It feels very different than in years past. It’s relaxed. __wolverine__ is happy about the holiday for the first time in years. And we are enjoying one of the best times in our relationship ever. But this is how it is supposed to be. This is what I have spent my whole life believing in but never experiencing. We have been through so much and are incredibly close as a result.
I am thankful to be in this moment and aware of what I have.
I had one of the more visceral epiphanies of my life yesterday. It came out of nowhere but I nearly threw up because it sickened me to truly comprehend this… understanding. Over the course of several hours, I faced it, owned it and harvested the good from it.
I worked hard for this space in time. This peace. This prosperity. In spite of giving up so much of myself to the wrong people (though never for the wrong reasons). And I am lucky. I came out the other side of it all with a lot of scars but with my humanity in tact and a type of power that I haven’t once used in the dark ways I have every right to embrace, considering what all has come to pass.

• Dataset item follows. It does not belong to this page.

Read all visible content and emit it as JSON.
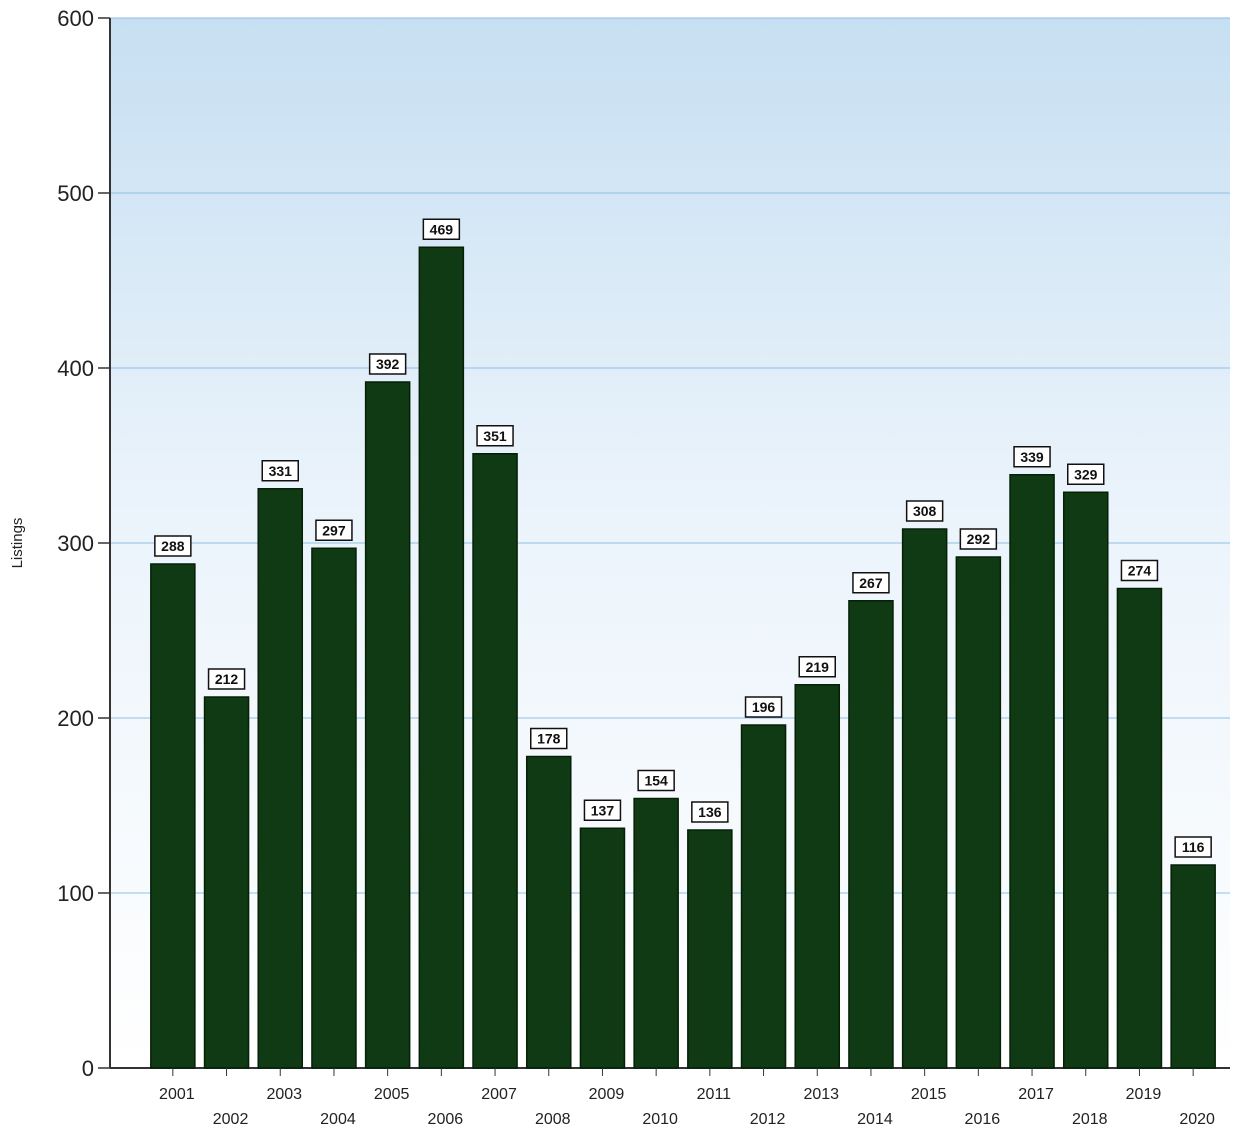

I am ridiculously thankful I met someone who gave me such an incredible amount of perspective that I have been in the process of healing as well as letting go of so much old baggage in the weeks since that fateful night. That whole encounter is still sinking in and working its quiet magic.
I suppose you can call all of this comfortable. It’s new. It isn’t intoxicating in the least, which I tend to favor, but so sweet all the same.
Bring it on like there is no tomorrow.